REVIEW &OUTLOOK (Editorial)
China's Other Disease
808 words
22 April 2003
The Wall Street Journal
J
A28
English
(Copyright (c) 2003, Dow Jones & Company, Inc.)
The casualties of Severe Acute Respiratory Syndrome have now spread to the upper ranks of China's Communist Party. What the world is suddenly witnessing is a lesson in the limits of authoritarianism in the information age.
After months of covering up the extent and the dangers from SARS, Beijing decided on Sunday to admit what the rest of the world already knew. Health Minister Zhang Wenkang and Beijing Mayor Meng Xuenong were stripped of their Party posts and yesterday of their government titles as well. The weeklong May Day holiday was canceled to prevent travelers spreading the disease. And the official number of cases in Beijing jumped nearly 10-fold.
The cashiering of Minister Zhang and Mayor Meng confirms that a major debate has been taking place behind the Communist Party scenes over the handling of SARS. The two fall guys represented different factions in the opaque leadership, so it's hard to sort out whether their sacking is a victory for reformers or the old guard. But it's certainly an object lesson in the limits of paranoid communist secrecy.
The world's politicians and scientists have been yelling at Beijing to wake up to the severity of SARS and work with them to solve the problem. U.S. Secretary of Health and Human Services Tommy Thompson said last week, "We've been very upset with the transparency of the Chinese government -- we think lives could have been saved, we could have controlled it." The EU's External Relations Commissioner Christopher Patten (who, as the last governor of British Hong Kong, knows whereof he speaks) said that China had been "less than truthful" -- diplomat-speak for lying.
Even the World Health Organization became more outspoken about its frustrated efforts to find the truth, telling Beijing "the international community doesn't trust your figures." Perhaps this is because only last week Beijing doctors were forced to put SARS patients into ambulances and drive them around the city to fool WHO investigators.
The hard truth is that joining the modern world of free-flowing goods, capital and people brings responsibilities along with benefits. While foreign investment and trade have transformed China economically, its one-party dictatorship has remained largely unchanged. So when SARS hit, both local and national-level officials tried to cover their own behinds at the expense of the people they governed -- and the rest of us.
As a result, China is now losing tourism revenue, its people are getting restless because they don't trust their leaders and investors are re-evaluating the risks of putting so many of their manufacturing eggs in Beijing's basket. China's belated candor has only increased anxiety, and even some panic, as the public wondered yesterday what else the mandarins may be hiding.
An increasingly affluent and well-informed population in China knows that Hong Kong's government has been transparent about the number of SARS cases there and has worked with the public to control its spread. Beijing authorities no doubt concluded that if they didn't admit the obvious, public anger and frustration would grow. A new generation of leaders is discovering, much as Mikhail Gorbachev did during the Chernobyl disaster, that in the modern world transparency is more conducive to social stability than lying.
In a March 31 editorial, "Quarantine China," we called for a temporary halt to travel to and from China until its government began cooperating with the world to control SARS. Alas, our fears have been borne out, with the WHO now saying SARS "could become the first severe new disease of the 21st century with global epidemic potential." The cost of such a travel ban would have been high, but by now the estimated cost of SARS has soared into the billions of dollars and travel has fallen off anyway because of fear of the disease.
Communist functionaries weren't very happy with our criticism. A typically subtle commentary, "Malicious Stirring to No Avail," in last Thursday's edition of People's Daily, the most important mouthpiece of the Chinese Communist Party, slammed us for politicizing the problem and wanting to contain China -- the nationalist lie always favored by communist bureaucrats.
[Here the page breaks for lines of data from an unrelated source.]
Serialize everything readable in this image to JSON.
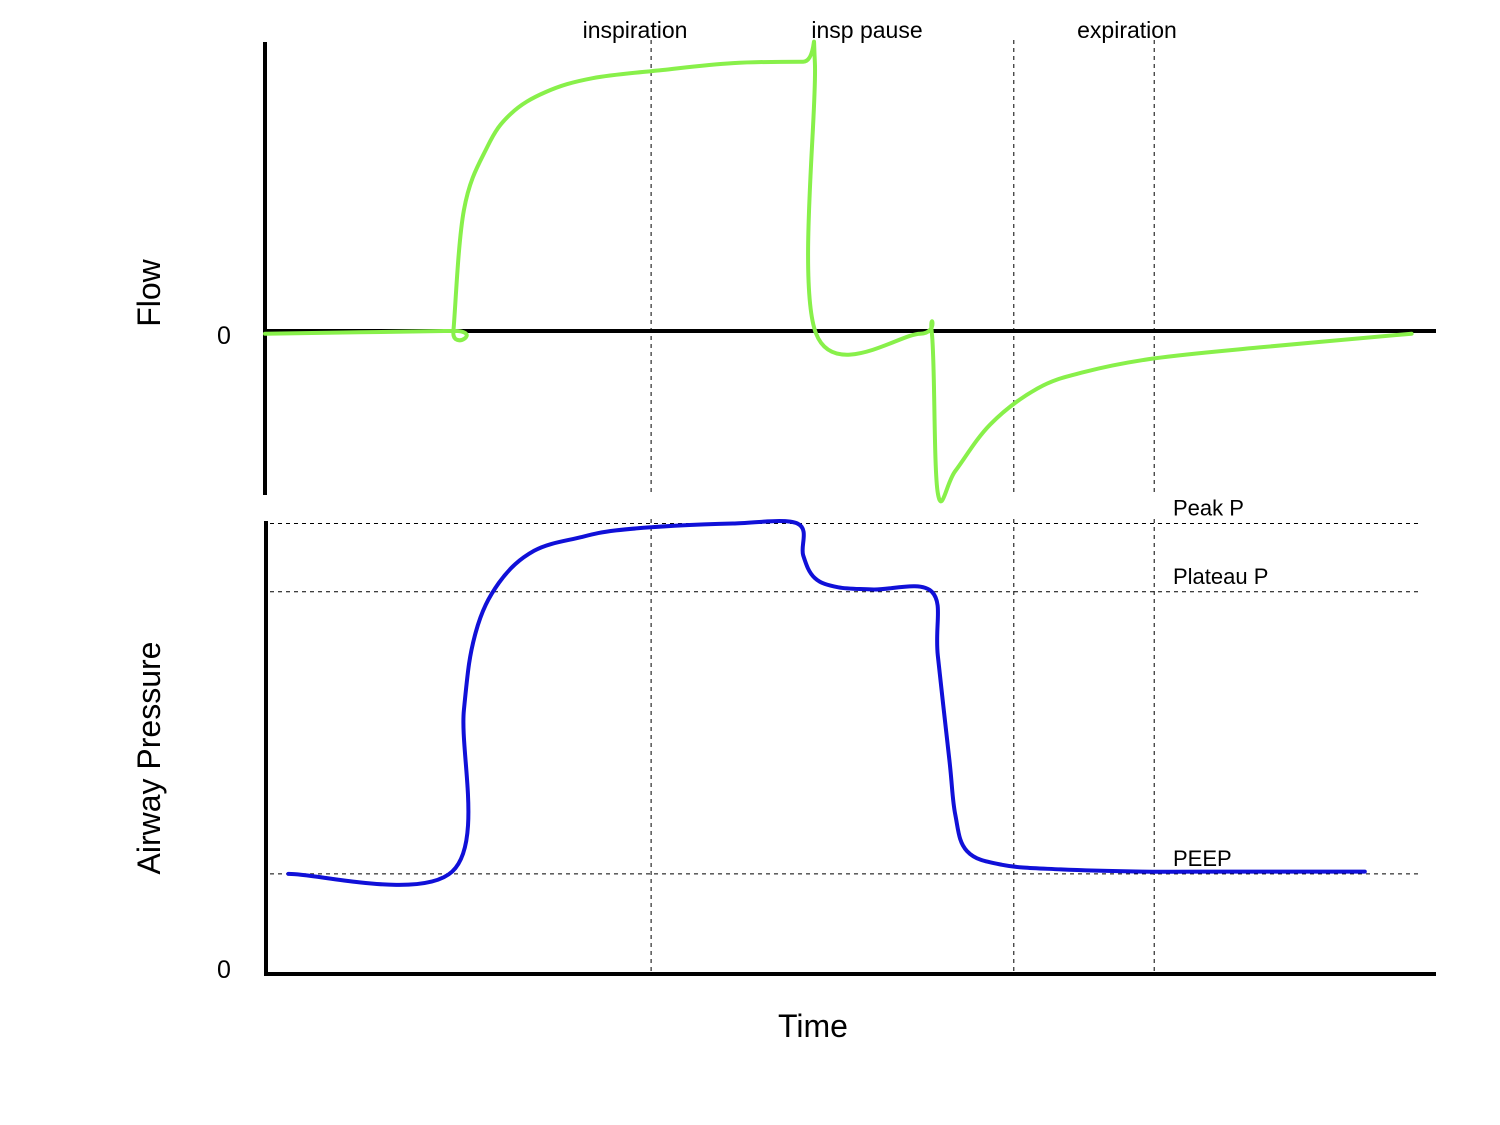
{
  "chart_data": {
    "type": "line",
    "title": "",
    "xlabel": "Time",
    "phase_labels": [
      "inspiration",
      "insp pause",
      "expiration"
    ],
    "phase_boundaries": [
      0.33,
      0.64,
      0.76
    ],
    "panels": [
      {
        "id": "flow",
        "ylabel": "Flow",
        "zero_label": "0",
        "ylim": [
          -0.58,
          1.04
        ],
        "series": [
          {
            "color": "#88f04a",
            "x": [
              0,
              0.16,
              0.161,
              0.17,
              0.19,
              0.21,
              0.24,
              0.28,
              0.34,
              0.4,
              0.46,
              0.47,
              0.471,
              0.56,
              0.57,
              0.575,
              0.59,
              0.62,
              0.66,
              0.7,
              0.76,
              0.85,
              0.98
            ],
            "y": [
              0,
              0.01,
              0.01,
              0.45,
              0.68,
              0.8,
              0.88,
              0.93,
              0.96,
              0.985,
              0.99,
              0.985,
              0,
              0,
              0,
              -0.58,
              -0.5,
              -0.33,
              -0.2,
              -0.14,
              -0.09,
              -0.05,
              0
            ]
          }
        ],
        "reference_lines": []
      },
      {
        "id": "pressure",
        "ylabel": "Airway Pressure",
        "zero_label": "0",
        "ylim": [
          0,
          1
        ],
        "series": [
          {
            "color": "#1010d8",
            "x": [
              0.02,
              0.16,
              0.17,
              0.18,
              0.2,
              0.23,
              0.27,
              0.3,
              0.35,
              0.4,
              0.455,
              0.46,
              0.47,
              0.49,
              0.52,
              0.57,
              0.575,
              0.585,
              0.59,
              0.6,
              0.63,
              0.68,
              0.75,
              0.8,
              0.94
            ],
            "y": [
              0.22,
              0.225,
              0.58,
              0.75,
              0.86,
              0.93,
              0.96,
              0.975,
              0.985,
              0.99,
              0.99,
              0.92,
              0.87,
              0.85,
              0.845,
              0.84,
              0.7,
              0.47,
              0.35,
              0.27,
              0.24,
              0.23,
              0.225,
              0.225,
              0.225
            ]
          }
        ],
        "reference_lines": [
          {
            "label": "Peak P",
            "y": 0.99
          },
          {
            "label": "Plateau P",
            "y": 0.84
          },
          {
            "label": "PEEP",
            "y": 0.22
          }
        ]
      }
    ]
  }
}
But clearly some Party leaders now wish they had taken our advice. On the same day the People's Daily lashed out, General Secretary Hu Jintao called a meeting of China's Politburo to address SARS. Afterward he issued a call to stop the delay and deceit in reporting cases of the disease, and Sunday's political sacrifices followed.
Authoritarian China's disastrous handling of SARS shows that democratic transparency works far better at handling crises in the modern world of free-flowing information and travel. China's other disease is its secretive dictatorship.